The system is reportedly compatible with standard textile manufacturing processes, and could be put into production. The developers also view it as a platform for other sensors, such as hydration level or breathing rate. They are also looking into ways that the shirt could communicated directly with the wearer, without requiring a smartphone or other device. They are exploring the use of audible signals, LED indicators, or haptic feedback. They even envision incorporating a smart display in the design.
A very cool technology, but what clinical need does having this woven into a shirt solve? There are already a multitude of products available that remotely measure ECG, heart rate variability, temperature, motion, respiratory rate in small band-aid size patches that are about the same size as the SIM controller card that you have to carry with this product). A user can already get all of this info, and you can wear whatever shirt you want (or not wear a shirt) while doing it.

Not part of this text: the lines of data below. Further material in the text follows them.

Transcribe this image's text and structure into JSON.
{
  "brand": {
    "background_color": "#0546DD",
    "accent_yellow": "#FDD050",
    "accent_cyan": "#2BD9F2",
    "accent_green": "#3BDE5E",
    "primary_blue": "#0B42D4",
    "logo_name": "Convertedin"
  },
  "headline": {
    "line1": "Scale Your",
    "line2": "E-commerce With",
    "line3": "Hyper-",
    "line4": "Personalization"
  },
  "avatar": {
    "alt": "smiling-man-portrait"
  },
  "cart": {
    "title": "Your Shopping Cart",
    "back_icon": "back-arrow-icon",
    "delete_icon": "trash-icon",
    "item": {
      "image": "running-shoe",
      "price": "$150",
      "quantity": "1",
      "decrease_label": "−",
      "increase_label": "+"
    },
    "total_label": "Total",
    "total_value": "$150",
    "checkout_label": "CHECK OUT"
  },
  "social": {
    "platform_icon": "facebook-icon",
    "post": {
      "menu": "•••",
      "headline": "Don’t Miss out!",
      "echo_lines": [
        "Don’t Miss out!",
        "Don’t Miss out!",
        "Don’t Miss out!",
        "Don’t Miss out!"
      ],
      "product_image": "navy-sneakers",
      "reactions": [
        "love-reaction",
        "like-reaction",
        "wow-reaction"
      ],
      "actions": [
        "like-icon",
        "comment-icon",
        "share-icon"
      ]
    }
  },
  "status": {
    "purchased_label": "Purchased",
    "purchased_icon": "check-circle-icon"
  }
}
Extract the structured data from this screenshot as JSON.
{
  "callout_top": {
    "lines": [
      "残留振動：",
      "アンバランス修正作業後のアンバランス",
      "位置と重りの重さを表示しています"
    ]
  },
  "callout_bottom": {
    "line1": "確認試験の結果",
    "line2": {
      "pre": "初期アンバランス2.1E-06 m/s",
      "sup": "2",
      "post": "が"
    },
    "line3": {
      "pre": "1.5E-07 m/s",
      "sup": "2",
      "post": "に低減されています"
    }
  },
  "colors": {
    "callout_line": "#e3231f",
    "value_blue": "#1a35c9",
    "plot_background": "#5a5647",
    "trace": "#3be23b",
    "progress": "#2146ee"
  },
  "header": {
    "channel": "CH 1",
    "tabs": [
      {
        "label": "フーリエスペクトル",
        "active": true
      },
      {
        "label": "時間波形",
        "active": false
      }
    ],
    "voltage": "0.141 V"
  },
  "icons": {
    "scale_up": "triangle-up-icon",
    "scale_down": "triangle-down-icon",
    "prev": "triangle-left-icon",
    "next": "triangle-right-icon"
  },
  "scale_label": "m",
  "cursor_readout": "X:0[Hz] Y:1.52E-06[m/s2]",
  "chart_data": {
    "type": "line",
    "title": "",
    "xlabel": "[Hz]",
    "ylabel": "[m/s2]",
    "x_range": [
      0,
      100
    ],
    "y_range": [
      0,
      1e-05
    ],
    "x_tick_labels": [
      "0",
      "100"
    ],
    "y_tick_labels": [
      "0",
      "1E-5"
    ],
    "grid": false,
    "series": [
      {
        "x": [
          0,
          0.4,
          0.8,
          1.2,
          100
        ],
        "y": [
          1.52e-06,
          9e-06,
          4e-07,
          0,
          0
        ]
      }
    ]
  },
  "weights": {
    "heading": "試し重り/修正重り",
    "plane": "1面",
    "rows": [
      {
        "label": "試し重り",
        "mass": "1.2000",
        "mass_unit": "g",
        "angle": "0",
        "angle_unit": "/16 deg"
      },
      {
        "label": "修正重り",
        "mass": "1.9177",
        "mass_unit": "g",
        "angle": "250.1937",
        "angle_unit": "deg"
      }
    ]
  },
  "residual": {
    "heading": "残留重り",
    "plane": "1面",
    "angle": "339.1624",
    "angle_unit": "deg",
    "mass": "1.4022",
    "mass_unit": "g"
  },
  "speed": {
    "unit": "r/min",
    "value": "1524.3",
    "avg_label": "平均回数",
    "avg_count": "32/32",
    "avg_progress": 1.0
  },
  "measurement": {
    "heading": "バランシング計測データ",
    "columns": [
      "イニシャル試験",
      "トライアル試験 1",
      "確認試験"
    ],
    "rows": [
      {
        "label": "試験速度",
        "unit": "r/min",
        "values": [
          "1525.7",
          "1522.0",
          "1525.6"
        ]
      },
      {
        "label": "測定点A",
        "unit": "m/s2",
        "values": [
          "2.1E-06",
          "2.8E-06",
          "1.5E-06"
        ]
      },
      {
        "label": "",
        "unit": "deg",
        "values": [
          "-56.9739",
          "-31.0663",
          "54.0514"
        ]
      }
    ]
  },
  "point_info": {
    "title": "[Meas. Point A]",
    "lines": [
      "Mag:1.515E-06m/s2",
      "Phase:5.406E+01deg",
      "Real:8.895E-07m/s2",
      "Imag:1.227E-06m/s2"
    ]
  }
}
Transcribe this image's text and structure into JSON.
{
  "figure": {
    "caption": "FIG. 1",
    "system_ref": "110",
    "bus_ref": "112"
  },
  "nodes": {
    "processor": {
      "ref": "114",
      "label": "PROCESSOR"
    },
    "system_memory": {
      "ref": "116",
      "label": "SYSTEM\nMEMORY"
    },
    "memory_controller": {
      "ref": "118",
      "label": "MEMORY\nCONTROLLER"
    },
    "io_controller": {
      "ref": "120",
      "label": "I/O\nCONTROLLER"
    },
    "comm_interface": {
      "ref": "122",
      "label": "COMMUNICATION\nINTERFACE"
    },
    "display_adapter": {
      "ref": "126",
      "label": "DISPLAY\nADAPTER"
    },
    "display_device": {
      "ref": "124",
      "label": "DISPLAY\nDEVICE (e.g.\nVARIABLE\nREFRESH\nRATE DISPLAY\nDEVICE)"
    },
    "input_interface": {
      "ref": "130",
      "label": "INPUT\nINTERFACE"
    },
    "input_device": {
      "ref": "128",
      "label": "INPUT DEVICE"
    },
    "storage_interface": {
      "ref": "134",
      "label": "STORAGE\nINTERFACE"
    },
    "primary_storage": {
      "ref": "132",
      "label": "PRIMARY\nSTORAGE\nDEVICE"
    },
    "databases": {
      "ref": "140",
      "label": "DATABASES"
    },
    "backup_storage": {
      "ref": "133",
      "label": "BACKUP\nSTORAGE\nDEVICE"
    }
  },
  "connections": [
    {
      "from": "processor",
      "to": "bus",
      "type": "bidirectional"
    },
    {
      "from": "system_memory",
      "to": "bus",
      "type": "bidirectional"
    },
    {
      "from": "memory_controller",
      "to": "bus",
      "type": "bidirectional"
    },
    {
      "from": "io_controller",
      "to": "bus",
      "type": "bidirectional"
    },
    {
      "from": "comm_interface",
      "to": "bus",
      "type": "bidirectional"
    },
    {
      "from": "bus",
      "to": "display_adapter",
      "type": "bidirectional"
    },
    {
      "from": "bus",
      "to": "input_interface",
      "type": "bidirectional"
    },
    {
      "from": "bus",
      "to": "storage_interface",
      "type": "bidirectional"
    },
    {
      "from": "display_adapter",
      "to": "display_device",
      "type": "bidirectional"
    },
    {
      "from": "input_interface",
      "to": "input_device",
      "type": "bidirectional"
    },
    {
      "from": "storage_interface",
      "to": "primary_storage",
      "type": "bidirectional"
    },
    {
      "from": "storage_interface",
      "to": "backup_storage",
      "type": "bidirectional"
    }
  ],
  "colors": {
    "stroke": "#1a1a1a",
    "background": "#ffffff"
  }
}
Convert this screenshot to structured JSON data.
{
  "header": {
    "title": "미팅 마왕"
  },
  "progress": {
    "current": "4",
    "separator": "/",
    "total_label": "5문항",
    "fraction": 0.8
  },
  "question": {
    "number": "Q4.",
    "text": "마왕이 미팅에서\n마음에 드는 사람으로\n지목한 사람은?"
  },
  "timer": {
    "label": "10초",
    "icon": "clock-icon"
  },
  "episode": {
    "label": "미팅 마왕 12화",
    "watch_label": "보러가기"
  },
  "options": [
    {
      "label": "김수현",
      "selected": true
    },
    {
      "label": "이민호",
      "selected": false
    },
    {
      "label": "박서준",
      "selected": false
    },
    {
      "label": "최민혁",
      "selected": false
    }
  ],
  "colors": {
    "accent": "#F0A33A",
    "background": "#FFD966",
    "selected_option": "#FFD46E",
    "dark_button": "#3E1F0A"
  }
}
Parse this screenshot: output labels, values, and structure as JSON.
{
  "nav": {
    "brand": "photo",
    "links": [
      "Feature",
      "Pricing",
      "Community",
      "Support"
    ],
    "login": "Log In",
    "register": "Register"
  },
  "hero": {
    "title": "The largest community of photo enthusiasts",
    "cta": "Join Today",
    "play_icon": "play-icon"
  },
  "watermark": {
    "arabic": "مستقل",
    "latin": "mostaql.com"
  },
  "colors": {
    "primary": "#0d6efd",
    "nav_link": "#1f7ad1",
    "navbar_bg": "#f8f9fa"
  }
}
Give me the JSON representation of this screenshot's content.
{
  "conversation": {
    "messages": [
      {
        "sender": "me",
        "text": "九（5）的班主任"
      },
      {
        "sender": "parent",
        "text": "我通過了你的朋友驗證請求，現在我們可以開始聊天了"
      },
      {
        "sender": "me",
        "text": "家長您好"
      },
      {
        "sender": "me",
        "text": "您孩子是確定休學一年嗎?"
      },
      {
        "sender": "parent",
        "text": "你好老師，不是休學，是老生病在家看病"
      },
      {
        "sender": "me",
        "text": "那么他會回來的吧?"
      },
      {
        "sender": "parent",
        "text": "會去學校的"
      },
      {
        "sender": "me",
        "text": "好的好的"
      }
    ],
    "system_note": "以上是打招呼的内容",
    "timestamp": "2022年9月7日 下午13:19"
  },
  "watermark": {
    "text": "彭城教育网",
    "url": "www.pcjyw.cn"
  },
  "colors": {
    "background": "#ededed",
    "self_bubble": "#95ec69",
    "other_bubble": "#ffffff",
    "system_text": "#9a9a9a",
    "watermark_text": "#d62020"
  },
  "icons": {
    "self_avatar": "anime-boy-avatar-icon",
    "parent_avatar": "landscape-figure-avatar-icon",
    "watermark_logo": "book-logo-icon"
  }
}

Eric, the details in the IMEC/Host Centre press release were sketchy, but I suspect that this system provides a much more accurate heart reading than a wristband can. You cannot get an ECG reading from a wristband. If you touch the band with your other hand, you can the equivalent of a single-lead ECG, but to get rich information about the nature of a subject’s heartbeat, you need multiple contacts. I expect that this t-shirt contains many electrodes that are in contact with the wearer’s chest, and that these provide the equivalent of a multi-lead ECG. This is certainly overkill for a simple fitness application, but for patients with chronic conditions such as an arrhythmia or heart failure, the additional data could be of critical value.